Audio Version
I used to wake up each morning with a spark of excitement, my mind brimming with ideas and my heart full of purpose. My job was my dream…
…A place where I could strengthen my skills, channel my creativity, and thrive amongst other like-minded allies who shared the same passion. But slowly, that light within me dimmed. The whispers behind my back became louder, the snide remarks sharper and more direct, and the once-collaborative environment turned hostile.
I was alone. I found myself dreading the very place I once knew and loved. My confidence eroded with every passive-aggressive comment, damning email belittling my efforts, and undermining conduct in meetings which had me both blind-sided and humiliated with nowhere to hide. The joy I once felt was replaced by sleepless nights and a knot in my stomach which grew tighter with every passing day. My passion for work hadn’t disappeared—it was suffocated under the weight of relentless bullying, intimidation, and victimisation which left me disillusioned and questioning my self-worth. My dream job was now my worst nightmare.
Does this sound like your experience?
The Beyond Bullying Association estimates that 2.5 to 5 million (up to 18.5%) Australians will experience workplace bullying or harassment at some point during their career (AHRC, 2024). True rates are likely to be higher as not all incidents of bullying are reported for various reasons, including fear, stigma, shame, lack of awareness, normalisation, lack of support systems, belief that nothing will change, and concern for future career prospects.
Being the victim of workplace bullying is an incredibly difficult position to be in emotionally, mentally, and physically. It often starts more subtly, such as receiving dismissive comments, being excluded, or assigned meaningless tasks unrelated to your role. The harmful behaviour can escalate into outright intimidation, sabotage, or public shaming. The impact of workplace bullying doesn’t end at the office; it seeps into your personal life, straining relationships, and diminishing your ability to feel any sense of joy and motivation.
Without the right intervention, this distressing situation can seem dark and inescapable. It’s impossible to see clearly beyond the mental fog. I am here to reassure you that you are not alone, and you are not stuck. You don’t deserve what is happening to you, despite how disempowered you might feel. There are several steps you can take to address the situation and protect yourself. Of course, the appropriate action depends on the severity of the bullying, the workplace policies, and your comfort level. Here are some potential options:
- Document everything. Keep a record of bullying incidents, dates, times, locations, what happened and whether there were any witnesses. This can be valuable if you need to escalate the matter;
- Try your best to maintain your composure and avoid retaliating until you have thought things through. Unfortunately, any adverse reactions may conveniently be used against you, such as placing you under a behaviour or performance review even if you know you’ve been doing a great job;
- Address the bully (only if it’s safe to do so).

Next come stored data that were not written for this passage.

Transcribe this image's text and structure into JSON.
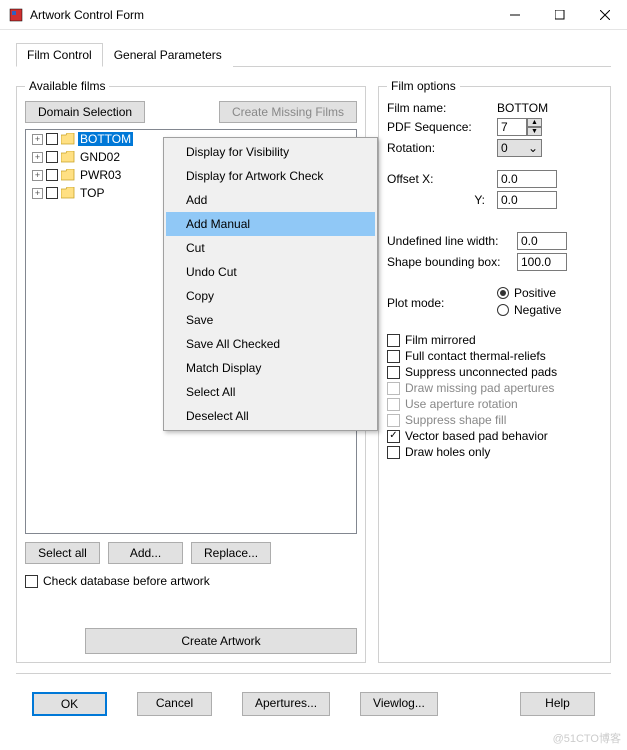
{
  "window": {
    "title": "Artwork Control Form"
  },
  "tabs": [
    {
      "label": "Film Control",
      "active": true
    },
    {
      "label": "General Parameters",
      "active": false
    }
  ],
  "films_panel": {
    "legend": "Available films",
    "domain_btn": "Domain Selection",
    "create_btn": "Create Missing Films",
    "items": [
      "BOTTOM",
      "GND02",
      "PWR03",
      "TOP"
    ],
    "selected_index": 0,
    "buttons": {
      "select_all": "Select all",
      "add": "Add...",
      "replace": "Replace..."
    },
    "check_db": "Check database before artwork",
    "create_artwork": "Create Artwork"
  },
  "context_menu": {
    "items": [
      "Display for Visibility",
      "Display for Artwork Check",
      "Add",
      "Add Manual",
      "Cut",
      "Undo Cut",
      "Copy",
      "Save",
      "Save All Checked",
      "Match Display",
      "Select All",
      "Deselect All"
    ],
    "hover_index": 3
  },
  "options_panel": {
    "legend": "Film options",
    "film_name_label": "Film name:",
    "film_name_value": "BOTTOM",
    "pdf_seq_label": "PDF Sequence:",
    "pdf_seq_value": "7",
    "rotation_label": "Rotation:",
    "rotation_value": "0",
    "offset_x_label": "Offset  X:",
    "offset_x_value": "0.0",
    "offset_y_label": "Y:",
    "offset_y_value": "0.0",
    "undef_line_label": "Undefined line width:",
    "undef_line_value": "0.0",
    "shape_box_label": "Shape bounding box:",
    "shape_box_value": "100.0",
    "plot_mode_label": "Plot mode:",
    "plot_positive": "Positive",
    "plot_negative": "Negative",
    "plot_selected": "positive",
    "checks": [
      {
        "label": "Film mirrored",
        "checked": false,
        "disabled": false
      },
      {
        "label": "Full contact thermal-reliefs",
        "checked": false,
        "disabled": false
      },
      {
        "label": "Suppress unconnected pads",
        "checked": false,
        "disabled": false
      },
      {
        "label": "Draw missing pad apertures",
        "checked": false,
        "disabled": true
      },
      {
        "label": "Use aperture rotation",
        "checked": false,
        "disabled": true
      },
      {
        "label": "Suppress shape fill",
        "checked": false,
        "disabled": true
      },
      {
        "label": "Vector based pad behavior",
        "checked": true,
        "disabled": false
      },
      {
        "label": "Draw holes only",
        "checked": false,
        "disabled": false
      }
    ]
  },
  "footer": {
    "ok": "OK",
    "cancel": "Cancel",
    "apertures": "Apertures...",
    "viewlog": "Viewlog...",
    "help": "Help"
  },
  "watermark": "@51CTO博客"
}
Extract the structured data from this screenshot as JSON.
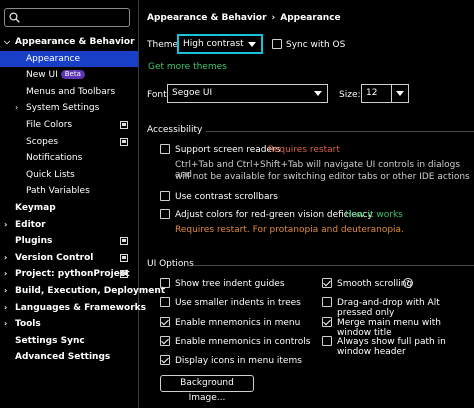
{
  "sidebar": {
    "search_placeholder": "",
    "items": [
      {
        "label": "Appearance & Behavior",
        "expanded": true
      },
      {
        "label": "Appearance",
        "selected": true
      },
      {
        "label": "New UI",
        "badge": "Beta"
      },
      {
        "label": "Menus and Toolbars"
      },
      {
        "label": "System Settings",
        "collapsed": true
      },
      {
        "label": "File Colors",
        "pin": true
      },
      {
        "label": "Scopes",
        "pin": true
      },
      {
        "label": "Notifications"
      },
      {
        "label": "Quick Lists"
      },
      {
        "label": "Path Variables"
      },
      {
        "label": "Keymap"
      },
      {
        "label": "Editor"
      },
      {
        "label": "Plugins",
        "pin": true
      },
      {
        "label": "Version Control",
        "pin": true
      },
      {
        "label": "Project: pythonProject",
        "pin": true
      },
      {
        "label": "Build, Execution, Deployment"
      },
      {
        "label": "Languages & Frameworks"
      },
      {
        "label": "Tools"
      },
      {
        "label": "Settings Sync"
      },
      {
        "label": "Advanced Settings"
      }
    ]
  },
  "breadcrumb": {
    "parent": "Appearance & Behavior",
    "sep": "›",
    "current": "Appearance"
  },
  "theme": {
    "label": "Theme:",
    "value": "High contrast",
    "sync_label": "Sync with OS",
    "sync_checked": false,
    "get_more": "Get more themes"
  },
  "font": {
    "label": "Font:",
    "value": "Segoe UI",
    "size_label": "Size:",
    "size_value": "12"
  },
  "accessibility": {
    "title": "Accessibility",
    "screen_readers": {
      "label": "Support screen readers",
      "checked": false,
      "requires": "Requires restart",
      "desc_line1": "Ctrl+Tab and Ctrl+Shift+Tab will navigate UI controls in dialogs and",
      "desc_line2": "will not be available for switching editor tabs or other IDE actions"
    },
    "contrast_scrollbars": {
      "label": "Use contrast scrollbars",
      "checked": false
    },
    "color_deficiency": {
      "label": "Adjust colors for red-green vision deficiency",
      "checked": false,
      "link": "How it works",
      "note": "Requires restart. For protanopia and deuteranopia."
    }
  },
  "ui_options": {
    "title": "UI Options",
    "left": [
      {
        "label": "Show tree indent guides",
        "checked": false
      },
      {
        "label": "Use smaller indents in trees",
        "checked": false
      },
      {
        "label": "Enable mnemonics in menu",
        "checked": true
      },
      {
        "label": "Enable mnemonics in controls",
        "checked": true
      },
      {
        "label": "Display icons in menu items",
        "checked": true
      }
    ],
    "right": [
      {
        "label": "Smooth scrolling",
        "checked": true,
        "help": "?"
      },
      {
        "label": "Drag-and-drop with Alt pressed only",
        "checked": false
      },
      {
        "label": "Merge main menu with window title",
        "checked": true
      },
      {
        "label": "Always show full path in window header",
        "checked": false
      }
    ],
    "background_button": "Background Image..."
  }
}
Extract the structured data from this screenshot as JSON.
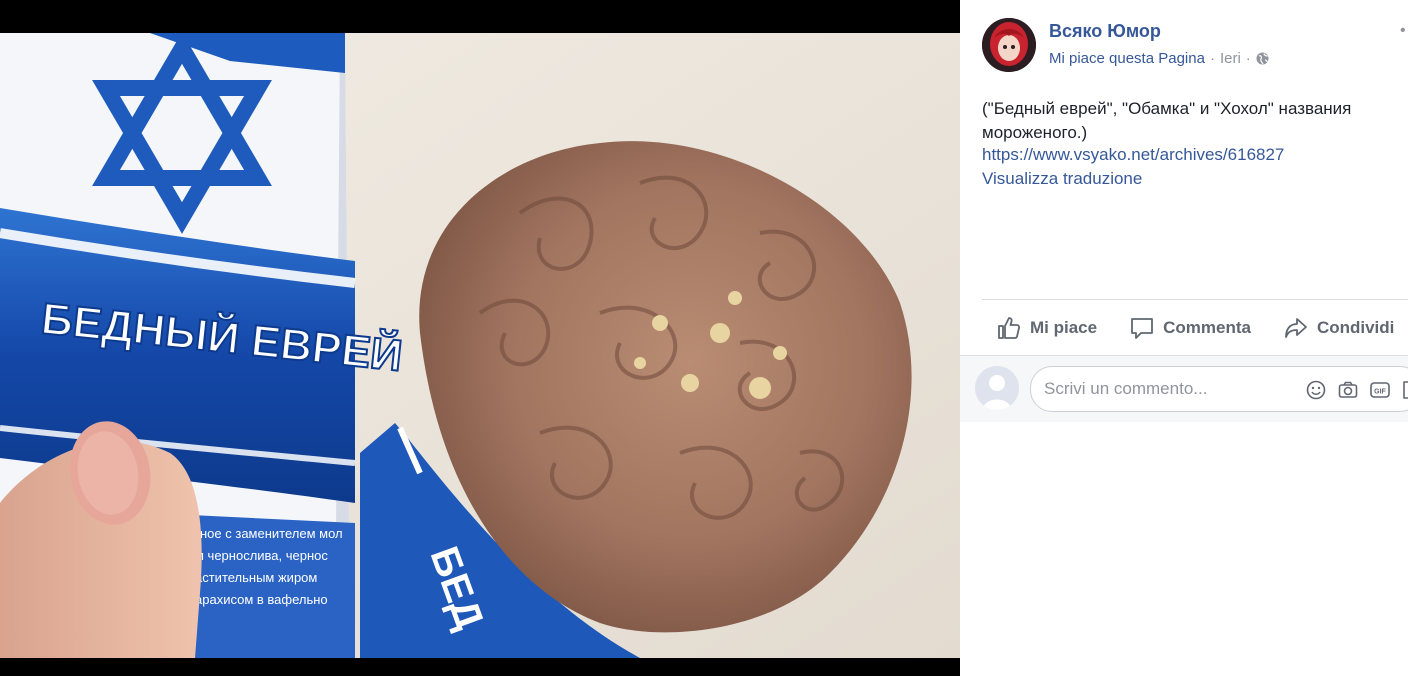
{
  "post": {
    "page_name": "Всяко Юмор",
    "like_page_label": "Mi piace questa Pagina",
    "separator": "·",
    "time": "Ieri",
    "text": "(\"Бедный еврей\", \"Обамка\" и \"Хохол\" названия мороженого.)",
    "link": "https://www.vsyako.net/archives/616827",
    "translate": "Visualizza traduzione"
  },
  "actions": {
    "like": "Mi piace",
    "comment": "Commenta",
    "share": "Condividi"
  },
  "comment": {
    "placeholder": "Scrivi un commento..."
  },
  "photo": {
    "wrapper_title": "БЕДНЫЙ ЕВРЕЙ",
    "wrapper_line_1": "ное с заменителем мол",
    "wrapper_line_2": "м чернослива, чернос",
    "wrapper_line_3": "астительным жиром",
    "wrapper_line_4": "арахисом в вафельно",
    "cone_text": "БЕД"
  },
  "colors": {
    "link_blue": "#365899",
    "wrapper_blue": "#1a56b8",
    "action_gray": "#606770"
  }
}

Sometimes, letting them know that their behaviour is having a negative impact on you can allow them to make positive changes, particularly if they were unaware or value your professional relationship enough;
- Seek support from a trusted colleague. This may help to validate your experience so that you don’t feel like you are imagining things or being overly dramatic;
- Reach out to Human Resources or Management. Most workplaces have anti-bullying and harassment policies. Report the issue and provide documentation to back up your claims. File a formal complaint;
- If you are part of a union, contact your representative for advice and assistance. Unions often have experience handling similar cases;
- Know your rights. Some forms of bullying, such as discrimination based on gender, race, or disability, may be illegal. It is also unlawful if your employer is denying access to your entitlements including sick leave, annual leave, or paid overtime. External bodies, such as Fair Work Ombudsman (W: https://www.fairwork.gov.au/) could give you some advice;
- If you believe that these aversive workplace incidents have resulted in mental and/or physical injury, you may be able to access professional and financial support through workers compensation. Agencies vary between states and territories. For NSW, find out more at https://www.sira.nsw.gov.au/;
- Consider leaving. If the bullying continues and the workplace fails to take action, it might be worth preserving your well-being by exploring other job opportunities that can offer healthier work environments;
- Prioritise self-care by setting some boundaries, taking time off if you need it, and speaking to someone you trust, such as family, friends, your GP, or a therapist. Workplace bullying can destroy your mental health, so addressing the emotional impacts sooner rather than later is crucial.
Addressing workplace bullying head on is extremely challenging, but necessary. If the issue remains undealt with, repeated exposure to persistent bullying behaviours in any environment can lead to isolation, insomnia, low self-worth, helplessness, severe depression and anxiety, Post Traumatic Stress Disorder, self-harm, suicidal ideation, and suicide attempts. This is why putting a stop to workplace bullying is so important – not only to protect the well-being of all members but also to foster a culture of respect, collaboration, and accountability without the daily fear of intimidation or mistreatment.
We all have the right to work in a safe environment that is free from bullying. Together, we can challenge toxic behaviours and reclaim lost confidence. If you are being bullied, stand up and speak up. Your future self will thank you for it.